Capture d’écran 2019-01-26 à 15

ELEMENTS DE CORRECTION BB.

Sujet type 1 : métropole 2014.

Question 1 : Mobilisation de connaissances (8 points)

Mettre en évidence les mécanismes aboutissant à une diversité phénotypique des descendants.

On considère 2 gènes : les nommer, nommer les allèles.

-        Réaliser un 1° croisement => P1 x P2 -> F1
gamètes formés par chaque parents, phénotypes et génotypes de F1 (écriture ou schéma)

-        Réalisation d’un test-cross : F1 x P2

-        Détailler la fabrication des gamètes de F1 :

  • Gènes indépendants,
  • Brassage inter-chromosomique en métaphase 1 = disposition aléatoire des chromosomes non homologues de part et d’autre de l’équateur de la cellule (SCHEMA)
  • => 4 gamètes différents dans les mêmes proportions

-        Fécondation de chaque gamète par celui de P2 :

  • Tableau de croisement attendu
  • Schéma du génotype ou écriture exacte

-        4 phénotypes différents dont 2 nouveaux, les recombinés.

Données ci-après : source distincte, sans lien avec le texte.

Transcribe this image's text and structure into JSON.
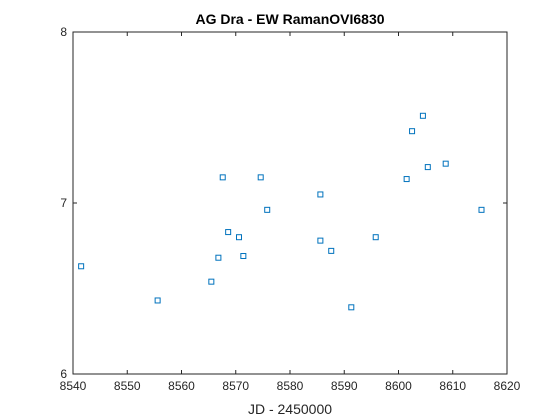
{
  "chart_data": {
    "type": "scatter",
    "title": "AG Dra - EW RamanOVI6830",
    "xlabel": "JD - 2450000",
    "ylabel": "",
    "xlim": [
      8540,
      8620
    ],
    "ylim": [
      6,
      8
    ],
    "xticks": [
      8540,
      8550,
      8560,
      8570,
      8580,
      8590,
      8600,
      8610,
      8620
    ],
    "yticks": [
      6,
      7,
      8
    ],
    "grid": false,
    "marker": "square",
    "marker_color": "#0072BD",
    "points": [
      {
        "x": 8541.5,
        "y": 6.63
      },
      {
        "x": 8555.6,
        "y": 6.43
      },
      {
        "x": 8565.5,
        "y": 6.54
      },
      {
        "x": 8566.8,
        "y": 6.68
      },
      {
        "x": 8567.6,
        "y": 7.15
      },
      {
        "x": 8568.6,
        "y": 6.83
      },
      {
        "x": 8570.6,
        "y": 6.8
      },
      {
        "x": 8571.4,
        "y": 6.69
      },
      {
        "x": 8574.6,
        "y": 7.15
      },
      {
        "x": 8575.8,
        "y": 6.96
      },
      {
        "x": 8585.6,
        "y": 7.05
      },
      {
        "x": 8585.6,
        "y": 6.78
      },
      {
        "x": 8587.6,
        "y": 6.72
      },
      {
        "x": 8591.3,
        "y": 6.39
      },
      {
        "x": 8595.8,
        "y": 6.8
      },
      {
        "x": 8601.5,
        "y": 7.14
      },
      {
        "x": 8602.5,
        "y": 7.42
      },
      {
        "x": 8604.5,
        "y": 7.51
      },
      {
        "x": 8605.4,
        "y": 7.21
      },
      {
        "x": 8608.7,
        "y": 7.23
      },
      {
        "x": 8615.3,
        "y": 6.96
      }
    ]
  }
}
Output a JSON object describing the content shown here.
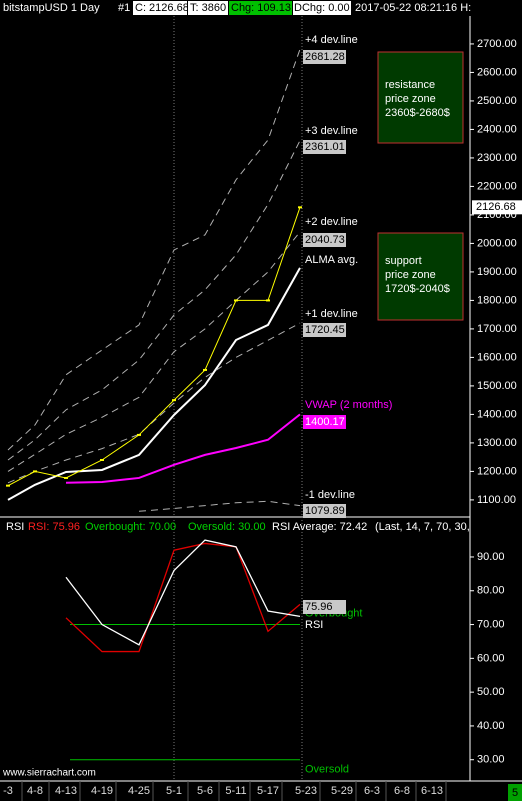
{
  "header": {
    "symbol": "bitstampUSD  1 Day",
    "chart_number": "#1",
    "close": "C: 2126.68",
    "trades": "T: 3860",
    "change": "Chg: 109.13",
    "daily_change": "DChg: 0.00",
    "timestamp": "2017-05-22 08:21:16 H:"
  },
  "watermark": "www.sierrachart.com",
  "page_number": "5",
  "zones": [
    {
      "lines": [
        "resistance",
        "price zone",
        "2360$-2680$"
      ]
    },
    {
      "lines": [
        "support",
        "price zone",
        "1720$-2040$"
      ]
    }
  ],
  "chart_data": [
    {
      "type": "line",
      "categories": [
        "-3",
        "4-8",
        "4-13",
        "4-19",
        "4-25",
        "5-1",
        "5-6",
        "5-11",
        "5-17",
        "5-23",
        "5-29",
        "6-3",
        "6-8",
        "6-13"
      ],
      "ylim": [
        1047,
        2791
      ],
      "yticks": [
        {
          "value": 1100,
          "label": "1100.00"
        },
        {
          "value": 1200,
          "label": "1200.00"
        },
        {
          "value": 1300,
          "label": "1300.00"
        },
        {
          "value": 1400,
          "label": "1400.00"
        },
        {
          "value": 1500,
          "label": "1500.00"
        },
        {
          "value": 1600,
          "label": "1600.00"
        },
        {
          "value": 1700,
          "label": "1700.00"
        },
        {
          "value": 1800,
          "label": "1800.00"
        },
        {
          "value": 1900,
          "label": "1900.00"
        },
        {
          "value": 2000,
          "label": "2000.00"
        },
        {
          "value": 2100,
          "label": "2100.00"
        },
        {
          "value": 2200,
          "label": "2200.00"
        },
        {
          "value": 2300,
          "label": "2300.00"
        },
        {
          "value": 2400,
          "label": "2400.00"
        },
        {
          "value": 2500,
          "label": "2500.00"
        },
        {
          "value": 2600,
          "label": "2600.00"
        },
        {
          "value": 2700,
          "label": "2700.00"
        }
      ],
      "bars": {
        "color": "#ffff00",
        "values": [
          1150,
          1200,
          1177,
          1240,
          1328,
          1450,
          1556,
          1800,
          1800,
          2126.68,
          null,
          null,
          null,
          null
        ]
      },
      "series": [
        {
          "name": "+4 dev.line",
          "color": "#b0b0b0",
          "dashed": true,
          "values": [
            1275,
            1363,
            1539,
            1626,
            1714,
            1977,
            2030,
            2223,
            2363,
            2681.28,
            null,
            null,
            null,
            null
          ]
        },
        {
          "name": "+3 dev.line",
          "color": "#b0b0b0",
          "dashed": true,
          "values": [
            1240,
            1311,
            1416,
            1486,
            1591,
            1749,
            1837,
            1960,
            2137,
            2361.01,
            null,
            null,
            null,
            null
          ]
        },
        {
          "name": "+2 dev.line",
          "color": "#b0b0b0",
          "dashed": true,
          "values": [
            1200,
            1260,
            1330,
            1390,
            1460,
            1620,
            1700,
            1800,
            1900,
            2040.73,
            null,
            null,
            null,
            null
          ]
        },
        {
          "name": "ALMA avg.",
          "color": "#ffffff",
          "dashed": false,
          "values": [
            1100,
            1153,
            1198,
            1205,
            1258,
            1398,
            1503,
            1661,
            1714,
            1914,
            null,
            null,
            null,
            null
          ]
        },
        {
          "name": "+1 dev.line",
          "color": "#b0b0b0",
          "dashed": true,
          "values": [
            1160,
            1200,
            1240,
            1280,
            1330,
            1440,
            1530,
            1600,
            1660,
            1720.45,
            null,
            null,
            null,
            null
          ]
        },
        {
          "name": "VWAP (2 months)",
          "color": "#ff00ff",
          "dashed": false,
          "values": [
            null,
            null,
            1160,
            1163,
            1177,
            1223,
            1258,
            1282,
            1311,
            1400.17,
            null,
            null,
            null,
            null
          ]
        },
        {
          "name": "-1 dev.line",
          "color": "#b0b0b0",
          "dashed": true,
          "values": [
            null,
            null,
            null,
            null,
            1060,
            1070,
            1080,
            1090,
            1095,
            1079.89,
            null,
            null,
            null,
            null
          ]
        }
      ]
    },
    {
      "type": "line",
      "study": "RSI",
      "status": [
        {
          "text": "RSI: 75.96",
          "color": "#ff2020"
        },
        {
          "text": "Overbought: 70.00",
          "color": "#00d000"
        },
        {
          "text": "Oversold: 30.00",
          "color": "#00d000"
        },
        {
          "text": "RSI Average: 72.42",
          "color": "#ffffff"
        },
        {
          "text": "(Last, 14, 7, 70, 30,",
          "color": "#ffffff"
        }
      ],
      "categories": [
        "-3",
        "4-8",
        "4-13",
        "4-19",
        "4-25",
        "5-1",
        "5-6",
        "5-11",
        "5-17",
        "5-23",
        "5-29",
        "6-3",
        "6-8",
        "6-13"
      ],
      "ylim": [
        24,
        96.5
      ],
      "yticks": [
        {
          "value": 30,
          "label": "30.00"
        },
        {
          "value": 40,
          "label": "40.00"
        },
        {
          "value": 50,
          "label": "50.00"
        },
        {
          "value": 60,
          "label": "60.00"
        },
        {
          "value": 70,
          "label": "70.00"
        },
        {
          "value": 80,
          "label": "80.00"
        },
        {
          "value": 90,
          "label": "90.00"
        }
      ],
      "levels": [
        {
          "name": "Overbought",
          "value": 70,
          "color": "#00c000"
        },
        {
          "name": "Oversold",
          "value": 30,
          "color": "#00c000"
        }
      ],
      "series": [
        {
          "name": "RSI",
          "color": "#e00000",
          "values": [
            null,
            null,
            72,
            62,
            62,
            92,
            94,
            93,
            68,
            75.96,
            null,
            null,
            null,
            null
          ]
        },
        {
          "name": "RSI Average",
          "color": "#ffffff",
          "values": [
            null,
            null,
            84,
            70,
            64,
            86,
            95,
            93,
            74,
            72.42,
            null,
            null,
            null,
            null
          ]
        }
      ]
    }
  ]
}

Voir intro, développement construit et conclusion.

Si pas de schéma : max 5

 

Question 2.1 : 3pts.

1 : c (0.5)

2 : a (1)

3 : a (1)

4 : a (0.5)

 

Question 2.2 : 5 pts

Linné classe l’homme parmi les primates

Après l’étude de séquences moléculaires, Goodmann envisage de rapprocher l’homme et le chimpanzé en un seul genre : homo ; discutons cette proposition à partir des docs et de nos connaissances.

 

Doc1 : COX2 : arbre moléculaire montrant un AC unique entre chimpanzé et homme ; c’est entre ces 2 espèces qu’il y a le moins d’AA différents.

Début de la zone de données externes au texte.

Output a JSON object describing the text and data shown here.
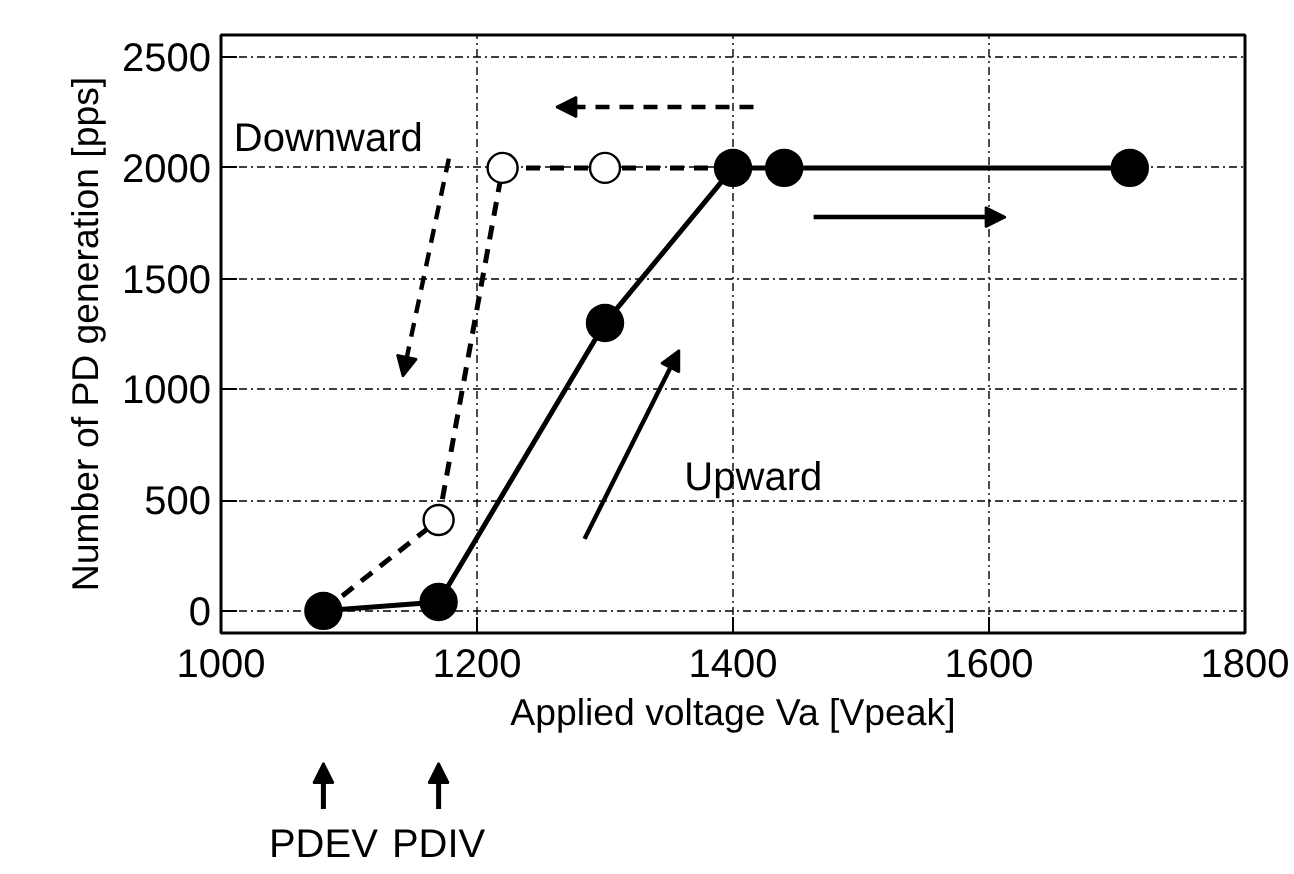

Doc 2 : opsine bleue : aucune différence entre homme et chimpanzé, 1 seule avec le gorille et + de 100 avec le macaque qui est donc le plus éloigné et avec le chimpanzé qu’il le plus proche.

 Doc 3 : COI beaucoup plus de différences de nucléotides entre homme et chimpanzé 64, 68 entre homme et gorille, donc homme + proche du chimpanzé ; le chimpanzé et le gorille sont éloignés de façon similaire.

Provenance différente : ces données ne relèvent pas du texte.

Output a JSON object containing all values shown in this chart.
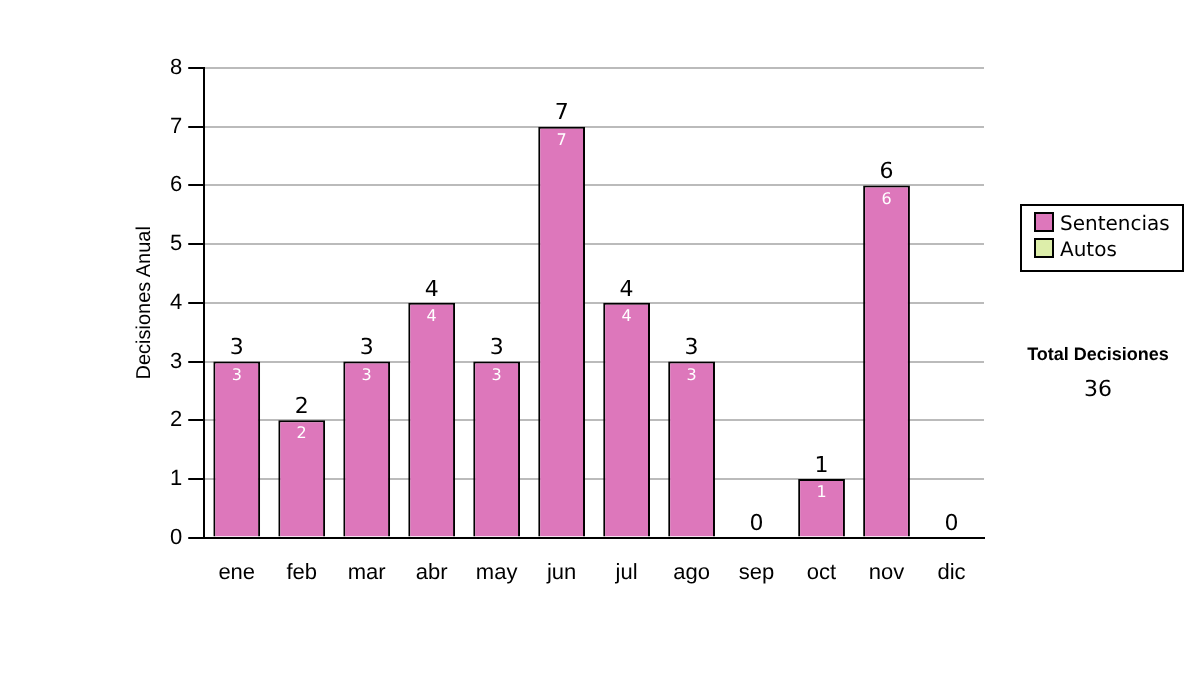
{
  "chart_data": {
    "type": "bar",
    "ylabel": "Decisiones Anual",
    "categories": [
      "ene",
      "feb",
      "mar",
      "abr",
      "may",
      "jun",
      "jul",
      "ago",
      "sep",
      "oct",
      "nov",
      "dic"
    ],
    "series": [
      {
        "name": "Sentencias",
        "color": "#dd77bb",
        "values": [
          3,
          2,
          3,
          4,
          3,
          7,
          4,
          3,
          0,
          1,
          6,
          0
        ],
        "value_labels": [
          "3",
          "2",
          "3",
          "4",
          "3",
          "7",
          "4",
          "3",
          null,
          "1",
          "6",
          null
        ]
      },
      {
        "name": "Autos",
        "color": "#ddeeaa",
        "values": [
          0,
          0,
          0,
          0,
          0,
          0,
          0,
          0,
          0,
          0,
          0,
          0
        ]
      }
    ],
    "stacked": true,
    "totals": [
      "3",
      "2",
      "3",
      "4",
      "3",
      "7",
      "4",
      "3",
      "0",
      "1",
      "6",
      "0"
    ],
    "ylim": [
      0,
      8
    ],
    "yticks": [
      0,
      1,
      2,
      3,
      4,
      5,
      6,
      7,
      8
    ],
    "grid": "y",
    "legend": "right",
    "annotations": [
      "Total Decisiones",
      "36"
    ]
  }
}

A noter que le changement de nucléotides n’entraine pas forcément le changement d’AA.

Doc 4 : au niveau anatomique :
le pied de l’homme actuel et de l’homme habilis ont même position du hallux, court et accolé aux autres orteils alors que celui du chimpanzé est éloigné des autres : il est opposable facilitant l’accrochage aux branches.
Au niveau du crâne, la position du trou occipital est reculée chez le chimpanzé et centré chez le fossile ER 1813 (un H. habilis)

Or la lignée humaine, donc le genre homo se caractérise par une bipédie permanente avec aptitude à la course et cette aptitude est permise par la position centrée du trou occipital où se « raccroche » la colonne vertébrale.

Bilan : hypothèse de Goodmann pourrait se justifier si on ne tenait compte que de l’aspect moléculaire. (Peu ou pas de différences observées entre les 2)

Mais l’aspect anatomique montre une organisation du crâne et du pied bien différente ne permettant la bipédie permanente que dans la lignée Homo on ne peut donc pas placer le chimpanzé et l’homme en 1 seul genre.